The watershed of Kennedy Creek has an area of 6.17 square miles (16.0 km2). The creek is entirely within the United States Geological Survey quadrangle of Dalton. The mouth of the creek is located at Carpenter Town.

The designated use for Kennedy Creek is aquatic life. The creek is one of several major streams to drain Scott Township.

History

Kennedy Creek was entered into the Geographic Names Information System on August 2, 1979. Its identifier in the Geographic Names Information System is 1178368.

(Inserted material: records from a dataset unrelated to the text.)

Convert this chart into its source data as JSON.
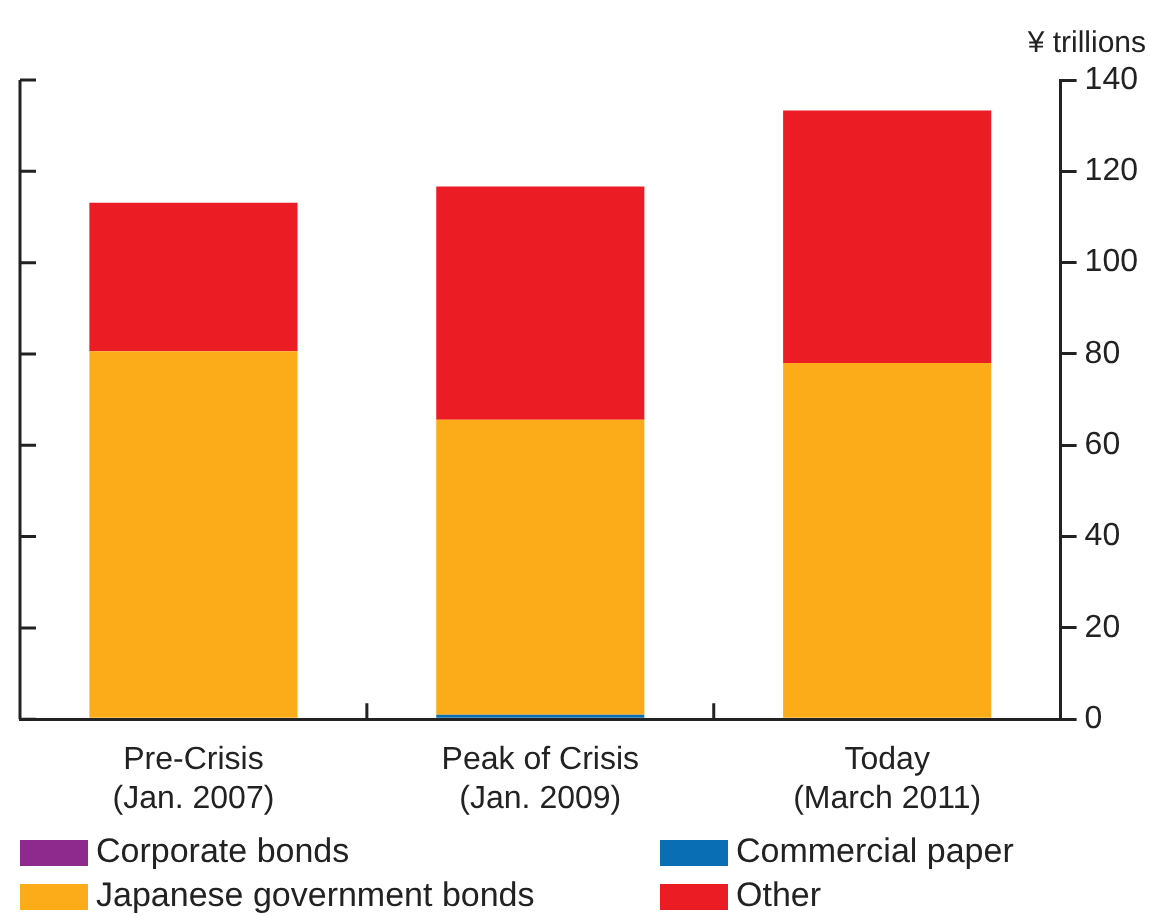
{
  "chart_data": {
    "type": "bar",
    "stacked": true,
    "ylabel": "¥ trillions",
    "categories": [
      "Pre-Crisis\n(Jan. 2007)",
      "Peak of Crisis\n(Jan. 2009)",
      "Today\n(March 2011)"
    ],
    "series": [
      {
        "name": "Corporate bonds",
        "color": "#8e2a8e",
        "values": [
          0,
          0,
          0
        ]
      },
      {
        "name": "Commercial paper",
        "color": "#0a6eb4",
        "values": [
          0,
          1,
          0
        ]
      },
      {
        "name": "Japanese government bonds",
        "color": "#fbac18",
        "values": [
          80.6,
          64.6,
          78
        ]
      },
      {
        "name": "Other",
        "color": "#ec1c24",
        "values": [
          32.5,
          51.1,
          55.3
        ]
      }
    ],
    "ylim": [
      0,
      140
    ],
    "yticks": [
      0,
      20,
      40,
      60,
      80,
      100,
      120,
      140
    ],
    "grid": false,
    "legend": "bottom"
  }
}
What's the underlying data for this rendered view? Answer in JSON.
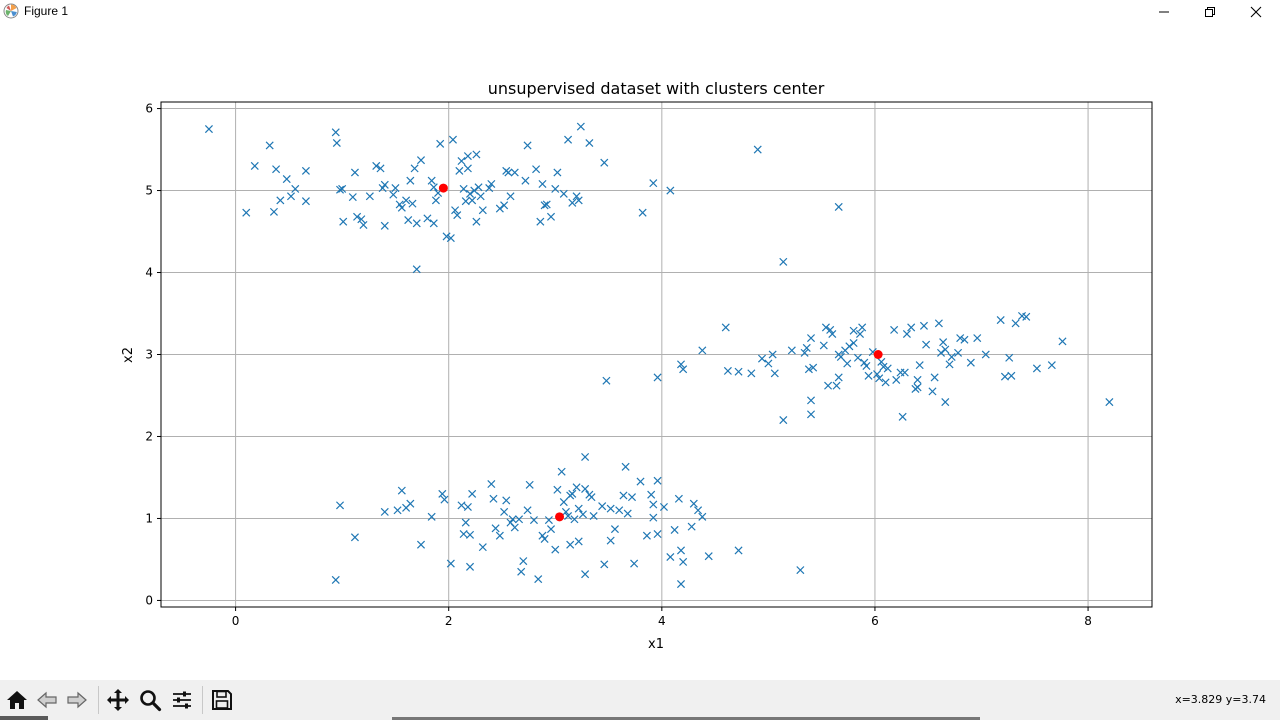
{
  "window": {
    "title": "Figure 1",
    "icons": {
      "app": "matplotlib-logo-icon",
      "minimize": "minimize-icon",
      "restore": "restore-icon",
      "close": "close-icon"
    }
  },
  "toolbar": {
    "buttons": [
      "home-icon",
      "back-arrow-icon",
      "forward-arrow-icon",
      "pan-move-icon",
      "zoom-magnifier-icon",
      "configure-subplots-icon",
      "save-floppy-icon"
    ],
    "coords": "x=3.829 y=3.74"
  },
  "colors": {
    "points": "#1f77b4",
    "centers": "#ff0000",
    "grid": "#b0b0b0"
  },
  "chart_data": {
    "type": "scatter",
    "title": "unsupervised dataset with clusters center",
    "xlabel": "x1",
    "ylabel": "x2",
    "xlim": [
      -0.7,
      8.6
    ],
    "ylim": [
      -0.08,
      6.08
    ],
    "xticks": [
      0,
      2,
      4,
      6,
      8
    ],
    "yticks": [
      0,
      1,
      2,
      3,
      4,
      5,
      6
    ],
    "grid": true,
    "series": [
      {
        "marker": "x",
        "color": "#1f77b4",
        "points": [
          [
            -0.25,
            5.75
          ],
          [
            0.1,
            4.73
          ],
          [
            0.18,
            5.3
          ],
          [
            0.32,
            5.55
          ],
          [
            0.36,
            4.74
          ],
          [
            0.38,
            5.26
          ],
          [
            0.42,
            4.88
          ],
          [
            0.48,
            5.14
          ],
          [
            0.52,
            4.93
          ],
          [
            0.56,
            5.02
          ],
          [
            0.66,
            5.24
          ],
          [
            0.66,
            4.87
          ],
          [
            0.94,
            5.71
          ],
          [
            0.95,
            5.58
          ],
          [
            0.98,
            5.01
          ],
          [
            1.0,
            5.02
          ],
          [
            1.01,
            4.62
          ],
          [
            1.1,
            4.92
          ],
          [
            1.12,
            5.22
          ],
          [
            1.14,
            4.68
          ],
          [
            1.18,
            4.65
          ],
          [
            1.2,
            4.58
          ],
          [
            1.26,
            4.93
          ],
          [
            1.32,
            5.3
          ],
          [
            1.36,
            5.27
          ],
          [
            1.38,
            5.03
          ],
          [
            1.4,
            5.07
          ],
          [
            1.4,
            4.57
          ],
          [
            1.48,
            4.95
          ],
          [
            1.5,
            5.03
          ],
          [
            1.54,
            4.83
          ],
          [
            1.56,
            4.79
          ],
          [
            1.6,
            4.88
          ],
          [
            1.62,
            4.64
          ],
          [
            1.64,
            5.12
          ],
          [
            1.66,
            4.84
          ],
          [
            1.68,
            5.27
          ],
          [
            1.7,
            4.6
          ],
          [
            1.74,
            5.37
          ],
          [
            1.7,
            4.04
          ],
          [
            1.8,
            4.66
          ],
          [
            1.84,
            5.12
          ],
          [
            1.86,
            5.04
          ],
          [
            1.86,
            4.6
          ],
          [
            1.88,
            4.88
          ],
          [
            1.9,
            4.97
          ],
          [
            1.92,
            5.57
          ],
          [
            1.98,
            4.44
          ],
          [
            2.02,
            4.42
          ],
          [
            2.04,
            5.62
          ],
          [
            2.06,
            4.76
          ],
          [
            2.08,
            4.7
          ],
          [
            2.1,
            5.24
          ],
          [
            2.12,
            5.36
          ],
          [
            2.14,
            5.02
          ],
          [
            2.16,
            4.87
          ],
          [
            2.18,
            5.27
          ],
          [
            2.18,
            5.42
          ],
          [
            2.2,
            4.96
          ],
          [
            2.22,
            4.88
          ],
          [
            2.24,
            5.0
          ],
          [
            2.26,
            5.44
          ],
          [
            2.26,
            4.62
          ],
          [
            2.28,
            5.04
          ],
          [
            2.3,
            4.93
          ],
          [
            2.32,
            4.76
          ],
          [
            2.38,
            5.03
          ],
          [
            2.4,
            5.08
          ],
          [
            2.48,
            4.78
          ],
          [
            2.52,
            4.82
          ],
          [
            2.54,
            5.24
          ],
          [
            2.56,
            5.22
          ],
          [
            2.58,
            4.93
          ],
          [
            2.62,
            5.22
          ],
          [
            2.72,
            5.12
          ],
          [
            2.74,
            5.55
          ],
          [
            2.82,
            5.26
          ],
          [
            2.86,
            4.62
          ],
          [
            2.88,
            5.08
          ],
          [
            2.9,
            4.82
          ],
          [
            2.92,
            4.83
          ],
          [
            2.96,
            4.68
          ],
          [
            3.0,
            5.02
          ],
          [
            3.02,
            5.22
          ],
          [
            3.08,
            4.96
          ],
          [
            3.12,
            5.62
          ],
          [
            3.16,
            4.85
          ],
          [
            3.2,
            4.93
          ],
          [
            3.24,
            5.78
          ],
          [
            3.22,
            4.88
          ],
          [
            3.32,
            5.58
          ],
          [
            3.46,
            5.34
          ],
          [
            3.82,
            4.73
          ],
          [
            3.92,
            5.09
          ],
          [
            4.08,
            5.0
          ],
          [
            4.9,
            5.5
          ],
          [
            5.66,
            4.8
          ],
          [
            5.14,
            4.13
          ],
          [
            3.48,
            2.68
          ],
          [
            3.96,
            2.72
          ],
          [
            4.18,
            2.88
          ],
          [
            4.2,
            2.82
          ],
          [
            4.38,
            3.05
          ],
          [
            4.6,
            3.33
          ],
          [
            4.62,
            2.8
          ],
          [
            4.72,
            2.79
          ],
          [
            4.84,
            2.77
          ],
          [
            4.94,
            2.95
          ],
          [
            5.0,
            2.89
          ],
          [
            5.04,
            3.0
          ],
          [
            5.06,
            2.77
          ],
          [
            5.14,
            2.2
          ],
          [
            5.22,
            3.05
          ],
          [
            5.34,
            3.02
          ],
          [
            5.36,
            3.08
          ],
          [
            5.38,
            2.82
          ],
          [
            5.4,
            3.2
          ],
          [
            5.4,
            2.44
          ],
          [
            5.4,
            2.27
          ],
          [
            5.42,
            2.84
          ],
          [
            5.52,
            3.11
          ],
          [
            5.54,
            3.33
          ],
          [
            5.56,
            2.62
          ],
          [
            5.58,
            3.3
          ],
          [
            5.6,
            3.25
          ],
          [
            5.64,
            2.62
          ],
          [
            5.66,
            3.0
          ],
          [
            5.66,
            2.72
          ],
          [
            5.68,
            2.97
          ],
          [
            5.72,
            3.05
          ],
          [
            5.74,
            2.89
          ],
          [
            5.76,
            3.1
          ],
          [
            5.8,
            3.14
          ],
          [
            5.8,
            3.29
          ],
          [
            5.84,
            2.96
          ],
          [
            5.86,
            3.25
          ],
          [
            5.88,
            3.33
          ],
          [
            5.9,
            2.9
          ],
          [
            5.92,
            2.86
          ],
          [
            5.94,
            2.74
          ],
          [
            5.98,
            3.03
          ],
          [
            6.02,
            2.76
          ],
          [
            6.04,
            2.71
          ],
          [
            6.06,
            2.91
          ],
          [
            6.08,
            2.85
          ],
          [
            6.1,
            2.66
          ],
          [
            6.12,
            2.83
          ],
          [
            6.18,
            3.3
          ],
          [
            6.2,
            2.69
          ],
          [
            6.24,
            2.78
          ],
          [
            6.26,
            2.24
          ],
          [
            6.28,
            2.78
          ],
          [
            6.3,
            3.25
          ],
          [
            6.34,
            3.33
          ],
          [
            6.38,
            2.58
          ],
          [
            6.4,
            2.69
          ],
          [
            6.4,
            2.6
          ],
          [
            6.42,
            2.87
          ],
          [
            6.46,
            3.35
          ],
          [
            6.48,
            3.12
          ],
          [
            6.54,
            2.55
          ],
          [
            6.56,
            2.72
          ],
          [
            6.6,
            3.38
          ],
          [
            6.62,
            3.02
          ],
          [
            6.64,
            3.15
          ],
          [
            6.66,
            2.42
          ],
          [
            6.66,
            3.06
          ],
          [
            6.7,
            2.88
          ],
          [
            6.72,
            2.97
          ],
          [
            6.78,
            3.02
          ],
          [
            6.8,
            3.2
          ],
          [
            6.84,
            3.18
          ],
          [
            6.9,
            2.9
          ],
          [
            6.96,
            3.2
          ],
          [
            7.04,
            3.0
          ],
          [
            7.18,
            3.42
          ],
          [
            7.22,
            2.73
          ],
          [
            7.26,
            2.96
          ],
          [
            7.28,
            2.74
          ],
          [
            7.32,
            3.38
          ],
          [
            7.38,
            3.47
          ],
          [
            7.42,
            3.46
          ],
          [
            7.52,
            2.83
          ],
          [
            7.66,
            2.87
          ],
          [
            7.76,
            3.16
          ],
          [
            8.2,
            2.42
          ],
          [
            0.94,
            0.25
          ],
          [
            0.98,
            1.16
          ],
          [
            1.12,
            0.77
          ],
          [
            1.4,
            1.08
          ],
          [
            1.52,
            1.1
          ],
          [
            1.56,
            1.34
          ],
          [
            1.6,
            1.13
          ],
          [
            1.64,
            1.18
          ],
          [
            1.74,
            0.68
          ],
          [
            1.84,
            1.02
          ],
          [
            1.94,
            1.3
          ],
          [
            1.96,
            1.23
          ],
          [
            2.02,
            0.45
          ],
          [
            2.12,
            1.16
          ],
          [
            2.14,
            0.81
          ],
          [
            2.16,
            0.95
          ],
          [
            2.18,
            1.14
          ],
          [
            2.2,
            0.8
          ],
          [
            2.22,
            1.3
          ],
          [
            2.2,
            0.41
          ],
          [
            2.32,
            0.65
          ],
          [
            2.4,
            1.42
          ],
          [
            2.42,
            1.24
          ],
          [
            2.44,
            0.88
          ],
          [
            2.48,
            0.79
          ],
          [
            2.52,
            1.08
          ],
          [
            2.54,
            1.22
          ],
          [
            2.58,
            0.95
          ],
          [
            2.6,
            0.99
          ],
          [
            2.62,
            0.89
          ],
          [
            2.66,
            0.99
          ],
          [
            2.68,
            0.35
          ],
          [
            2.7,
            0.48
          ],
          [
            2.74,
            1.1
          ],
          [
            2.76,
            1.41
          ],
          [
            2.8,
            0.98
          ],
          [
            2.84,
            0.26
          ],
          [
            2.88,
            0.79
          ],
          [
            2.9,
            0.75
          ],
          [
            2.94,
            0.98
          ],
          [
            2.96,
            0.87
          ],
          [
            3.0,
            0.62
          ],
          [
            3.02,
            1.35
          ],
          [
            3.06,
            1.57
          ],
          [
            3.08,
            1.2
          ],
          [
            3.1,
            1.08
          ],
          [
            3.12,
            1.03
          ],
          [
            3.14,
            1.28
          ],
          [
            3.14,
            0.68
          ],
          [
            3.16,
            1.3
          ],
          [
            3.18,
            0.99
          ],
          [
            3.2,
            1.38
          ],
          [
            3.22,
            1.12
          ],
          [
            3.22,
            0.72
          ],
          [
            3.26,
            1.05
          ],
          [
            3.28,
            1.36
          ],
          [
            3.28,
            1.75
          ],
          [
            3.28,
            0.32
          ],
          [
            3.32,
            1.29
          ],
          [
            3.34,
            1.26
          ],
          [
            3.36,
            1.03
          ],
          [
            3.44,
            1.15
          ],
          [
            3.46,
            0.44
          ],
          [
            3.52,
            1.12
          ],
          [
            3.52,
            0.73
          ],
          [
            3.56,
            0.87
          ],
          [
            3.6,
            1.1
          ],
          [
            3.64,
            1.28
          ],
          [
            3.66,
            1.63
          ],
          [
            3.68,
            1.06
          ],
          [
            3.72,
            1.26
          ],
          [
            3.74,
            0.45
          ],
          [
            3.8,
            1.45
          ],
          [
            3.86,
            0.79
          ],
          [
            3.9,
            1.29
          ],
          [
            3.92,
            1.17
          ],
          [
            3.92,
            1.01
          ],
          [
            3.96,
            1.46
          ],
          [
            3.96,
            0.81
          ],
          [
            4.02,
            1.14
          ],
          [
            4.08,
            0.53
          ],
          [
            4.12,
            0.86
          ],
          [
            4.16,
            1.24
          ],
          [
            4.18,
            0.61
          ],
          [
            4.2,
            0.47
          ],
          [
            4.18,
            0.2
          ],
          [
            4.28,
            0.9
          ],
          [
            4.3,
            1.18
          ],
          [
            4.34,
            1.1
          ],
          [
            4.38,
            1.02
          ],
          [
            4.44,
            0.54
          ],
          [
            4.72,
            0.61
          ],
          [
            5.3,
            0.37
          ]
        ]
      },
      {
        "marker": "o",
        "color": "#ff0000",
        "points": [
          [
            1.95,
            5.03
          ],
          [
            3.04,
            1.02
          ],
          [
            6.03,
            3.0
          ]
        ]
      }
    ]
  }
}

A steel stringer/multi-beam or girder bridge carrying Pennsylvania Route 347 over Kennedy Creek was built in 1938 and repaired in 1955. It is 21.0 feet (6.4 m) long and is located in Scott Township. Two bridges of the same type, but carrying Pennsylvania Route 524, were built over the creek in 1939 in North Abington Township and are 33.1 and 24.0 feet (10.1 and 7.3 m) long. The first of these two bridges was repaired in 1955. A concrete slab bridge carrying State Route 4007/Craig Road across the creek was built in 1962 in North Abington Township and is 24.0 feet (7.3 m) long. A prestressed box beam or girders bridge carrying Pennsylvania Route 524 was constructed across the creek in 1986 in North Abington Township and is 22.0 feet (6.7 m) long.

In 2015, members of the "watershed team" of Riverside High School participated in chemical and biological tests on Kennedy Creek.

Biology

The drainage basin of Kennedy Creek is designated as a Coldwater Fishery and a Migratory Fishery. Wild trout naturally reproduce in the creek from its headwaters downstream to its mouth.

Recreation

Kennedy Creek flows through Lackawanna State Park in its lower reaches. In this reach, hunting is permitted on the creek's right side, but not on most of its left side. Two multi-use trails in the park cross the creek. Paddling opportunities in Lackawanna State Park include the Kennedy Creek Inlet. The creek itself has been described as "a favorite of canoeists".

The Countryside Conservancy has an easement called the Hull Easement, which includes some land in the bottomlands along Kennedy Creek, upstream of Lackawanna State Park. This tract has an area of 124 acres (50 ha).